The acute toxicity of the second hydrolysis product 2-(2-aminoethoxy)ethanol to Daphnia magna was studied under static conditions over a period of 48 hours according to OECD TGD 201 and EU-method C.2. Six concentrations ranging from 31.25 to 500 mg/L were tested. Immobilisation was observed. The following endpoint was derived: EC50 (48 h) > 500 mg/L; EC0 (48 h) = 125 mg/L (see ECHA dissemination homepage).

In addition data from the analogues substance Sika Hardener LI (Dodecanoic acid , 3-[[3-[[[2,2-dimethyl-3-[(1-oxododecylo)oxy]propylidene]amino]methyl]-3,5,5-trimethylcyclohexyl]imino]-2,2-dimethylpropyl ester, CAS 932742-30-8) is reported. Sika Hardener LG and Sika Hardener LI both have the same aldehyde component (2,2-Dimethyl-3-lauroyloxy-propanal), but different amine components. Data from the OECD toolbox support the use of data from Sika Hardener LI also as read across fro Sika Hardener LG (see attachment in section 13). In this study, young Daphnia were exposed in a semi-static test to the test item for 48 hours. A supersaturated test item solution was prepared by dispersing the test item amount (nominal load of 100 mg/L) into the test medium two days before the start of the renewal periods (on day -2 and -1). This solution was shaken for 24 hours at app. 30 °C, then was left settling for 24 hours at app. 20 °C and thereafter filtrated through a 0.45 μm filter. The nominal concentration tested was 100.0 mg/L. In this 48-hour semi-static acute toxicity test with Daphnia magna the 48 h EC50 value was >100 mg/L, and the 48 h NOEC was determined to be 100 mg/L. The results were based on the nominal concentrations. Due to the fast hydrolysis and the very low water solubility of the test item this approach was done. Analytical measurements were not possible due to fast hydrolysis.

Conclusion:

Due to the physical-chemical properties of Sika Hardener LG (fast hydrolysis) it is not possible to perform standard ecotoxicology tests. It was decided to do the test by preparing a WAF and base the EC50 and NOEC calculations on nominal concentrations (justification see study record). A value of 125.5 mg/L was derived. The data presented for the supporting substance Sika Hardener LI with a LC50 of 100 mg/L well supports the results obtained for Sika Hardener LG. Results from the two hydrolysis products further support the results and lead to same environmental classification and labelling (aq. chronic cat.3).
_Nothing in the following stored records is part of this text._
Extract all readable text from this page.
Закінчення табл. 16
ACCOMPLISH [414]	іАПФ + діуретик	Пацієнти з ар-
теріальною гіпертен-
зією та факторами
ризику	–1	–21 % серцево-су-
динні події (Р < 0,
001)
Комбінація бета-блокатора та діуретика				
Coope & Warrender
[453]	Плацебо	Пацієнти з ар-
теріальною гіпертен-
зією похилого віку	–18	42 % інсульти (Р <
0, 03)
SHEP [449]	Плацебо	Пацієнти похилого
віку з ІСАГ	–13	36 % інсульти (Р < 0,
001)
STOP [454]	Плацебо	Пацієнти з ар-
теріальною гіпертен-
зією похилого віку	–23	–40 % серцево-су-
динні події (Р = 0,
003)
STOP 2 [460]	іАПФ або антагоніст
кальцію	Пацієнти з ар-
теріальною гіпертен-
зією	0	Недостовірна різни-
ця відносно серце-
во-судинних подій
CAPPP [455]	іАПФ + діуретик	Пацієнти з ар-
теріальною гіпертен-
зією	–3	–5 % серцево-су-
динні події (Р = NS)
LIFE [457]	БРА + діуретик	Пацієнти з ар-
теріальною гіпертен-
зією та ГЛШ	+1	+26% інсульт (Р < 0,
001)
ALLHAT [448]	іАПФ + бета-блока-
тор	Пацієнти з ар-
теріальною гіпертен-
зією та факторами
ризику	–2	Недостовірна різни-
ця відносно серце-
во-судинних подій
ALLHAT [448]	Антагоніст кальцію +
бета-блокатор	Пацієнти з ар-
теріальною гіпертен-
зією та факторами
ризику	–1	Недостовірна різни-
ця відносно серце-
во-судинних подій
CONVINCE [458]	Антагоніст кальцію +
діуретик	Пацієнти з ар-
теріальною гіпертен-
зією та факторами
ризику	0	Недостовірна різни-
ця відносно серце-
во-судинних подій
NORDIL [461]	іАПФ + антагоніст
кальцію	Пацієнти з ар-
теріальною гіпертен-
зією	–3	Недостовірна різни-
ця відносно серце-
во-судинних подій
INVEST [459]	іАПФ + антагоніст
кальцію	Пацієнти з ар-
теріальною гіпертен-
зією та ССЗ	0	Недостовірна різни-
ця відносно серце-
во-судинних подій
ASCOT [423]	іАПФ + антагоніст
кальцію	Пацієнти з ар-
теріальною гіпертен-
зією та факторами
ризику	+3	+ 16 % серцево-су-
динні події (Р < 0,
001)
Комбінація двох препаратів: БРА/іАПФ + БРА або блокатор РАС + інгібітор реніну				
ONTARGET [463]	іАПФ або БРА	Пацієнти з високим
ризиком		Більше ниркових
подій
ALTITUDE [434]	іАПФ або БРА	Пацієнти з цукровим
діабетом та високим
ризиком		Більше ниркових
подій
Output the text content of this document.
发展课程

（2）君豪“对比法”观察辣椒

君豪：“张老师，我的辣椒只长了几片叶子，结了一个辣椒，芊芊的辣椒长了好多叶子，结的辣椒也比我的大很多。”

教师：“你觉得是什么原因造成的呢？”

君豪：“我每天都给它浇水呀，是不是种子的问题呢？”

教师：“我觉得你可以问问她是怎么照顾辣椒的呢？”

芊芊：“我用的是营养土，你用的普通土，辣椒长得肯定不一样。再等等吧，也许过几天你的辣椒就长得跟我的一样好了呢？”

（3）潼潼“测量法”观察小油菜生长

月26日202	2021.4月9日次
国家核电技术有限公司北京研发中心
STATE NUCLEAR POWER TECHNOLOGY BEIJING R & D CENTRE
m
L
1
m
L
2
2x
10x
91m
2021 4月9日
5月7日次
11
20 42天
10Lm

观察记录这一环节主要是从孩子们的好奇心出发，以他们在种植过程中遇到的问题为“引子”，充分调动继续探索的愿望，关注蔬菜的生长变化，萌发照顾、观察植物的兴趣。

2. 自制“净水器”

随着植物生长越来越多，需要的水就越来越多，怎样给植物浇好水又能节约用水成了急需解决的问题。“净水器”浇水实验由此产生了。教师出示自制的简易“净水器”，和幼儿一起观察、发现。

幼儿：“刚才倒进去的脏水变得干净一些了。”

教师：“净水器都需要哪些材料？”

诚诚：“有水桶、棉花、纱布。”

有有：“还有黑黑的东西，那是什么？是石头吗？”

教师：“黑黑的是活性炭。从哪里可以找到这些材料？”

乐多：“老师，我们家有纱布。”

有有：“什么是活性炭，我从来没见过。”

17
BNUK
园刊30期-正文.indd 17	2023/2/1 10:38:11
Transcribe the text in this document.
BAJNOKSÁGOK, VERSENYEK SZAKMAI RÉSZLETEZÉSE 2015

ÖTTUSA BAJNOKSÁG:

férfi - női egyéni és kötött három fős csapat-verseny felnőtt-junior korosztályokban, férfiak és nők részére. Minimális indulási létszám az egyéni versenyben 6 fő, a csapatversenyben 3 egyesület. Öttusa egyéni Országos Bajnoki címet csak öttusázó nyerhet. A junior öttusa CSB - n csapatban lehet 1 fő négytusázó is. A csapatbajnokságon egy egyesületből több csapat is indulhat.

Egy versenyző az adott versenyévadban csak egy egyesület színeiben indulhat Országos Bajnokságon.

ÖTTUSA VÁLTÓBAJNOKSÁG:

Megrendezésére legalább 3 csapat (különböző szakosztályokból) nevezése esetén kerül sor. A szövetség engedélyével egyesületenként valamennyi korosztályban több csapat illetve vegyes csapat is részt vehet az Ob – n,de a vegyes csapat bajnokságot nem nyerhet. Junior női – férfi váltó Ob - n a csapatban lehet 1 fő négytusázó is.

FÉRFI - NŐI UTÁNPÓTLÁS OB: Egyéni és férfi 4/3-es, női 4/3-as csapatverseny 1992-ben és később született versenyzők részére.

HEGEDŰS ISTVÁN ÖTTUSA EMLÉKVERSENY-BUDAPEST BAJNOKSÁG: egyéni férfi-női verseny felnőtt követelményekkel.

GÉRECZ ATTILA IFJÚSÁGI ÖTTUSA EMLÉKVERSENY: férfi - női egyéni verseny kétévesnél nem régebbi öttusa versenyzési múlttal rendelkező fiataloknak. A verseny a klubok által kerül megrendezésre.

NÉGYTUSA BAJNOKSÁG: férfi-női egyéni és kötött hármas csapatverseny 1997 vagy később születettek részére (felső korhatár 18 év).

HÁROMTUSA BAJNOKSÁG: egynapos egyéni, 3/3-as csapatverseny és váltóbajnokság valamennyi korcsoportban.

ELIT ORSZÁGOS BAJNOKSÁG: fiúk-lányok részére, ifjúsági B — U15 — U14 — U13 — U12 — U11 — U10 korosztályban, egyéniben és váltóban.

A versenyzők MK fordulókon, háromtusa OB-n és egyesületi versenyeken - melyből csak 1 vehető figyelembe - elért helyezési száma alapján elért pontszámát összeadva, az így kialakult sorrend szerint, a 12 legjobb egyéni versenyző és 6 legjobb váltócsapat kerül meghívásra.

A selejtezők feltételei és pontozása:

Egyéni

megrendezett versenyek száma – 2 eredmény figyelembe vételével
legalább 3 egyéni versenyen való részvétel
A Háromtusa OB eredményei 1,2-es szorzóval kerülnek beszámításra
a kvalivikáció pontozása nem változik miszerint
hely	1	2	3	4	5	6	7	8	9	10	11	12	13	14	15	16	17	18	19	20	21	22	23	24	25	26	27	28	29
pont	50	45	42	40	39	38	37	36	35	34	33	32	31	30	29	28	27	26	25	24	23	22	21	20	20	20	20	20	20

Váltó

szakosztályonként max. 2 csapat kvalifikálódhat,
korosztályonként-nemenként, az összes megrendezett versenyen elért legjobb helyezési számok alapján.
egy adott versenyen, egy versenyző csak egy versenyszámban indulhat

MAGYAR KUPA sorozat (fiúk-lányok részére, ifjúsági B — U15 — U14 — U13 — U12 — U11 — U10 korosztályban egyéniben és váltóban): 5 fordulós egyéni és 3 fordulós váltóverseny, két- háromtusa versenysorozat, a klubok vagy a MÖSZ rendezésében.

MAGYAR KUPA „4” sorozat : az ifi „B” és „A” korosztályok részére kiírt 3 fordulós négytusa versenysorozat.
For 2,2-Dimethyl-3-lauroyloxy-propanal (aldehyde component) different tests were done to assess the ecotoxicology towards daphnia. In the end it was also not possible to use measured data for EC50 calculations (details see above). As the substance is readily biodegradable the LC50 of 1.02 mg/L does not lead to a classification. The data with 2-(2-aminoethoxy)ethanol with an LC50 of > 500 mg/L show that the amine component does not represent a danger for environment. These data confirm that the classification and labelling and the hazard assessment of the ecotoxicology of Sika Hardener LG can be based on the main study with the product itself.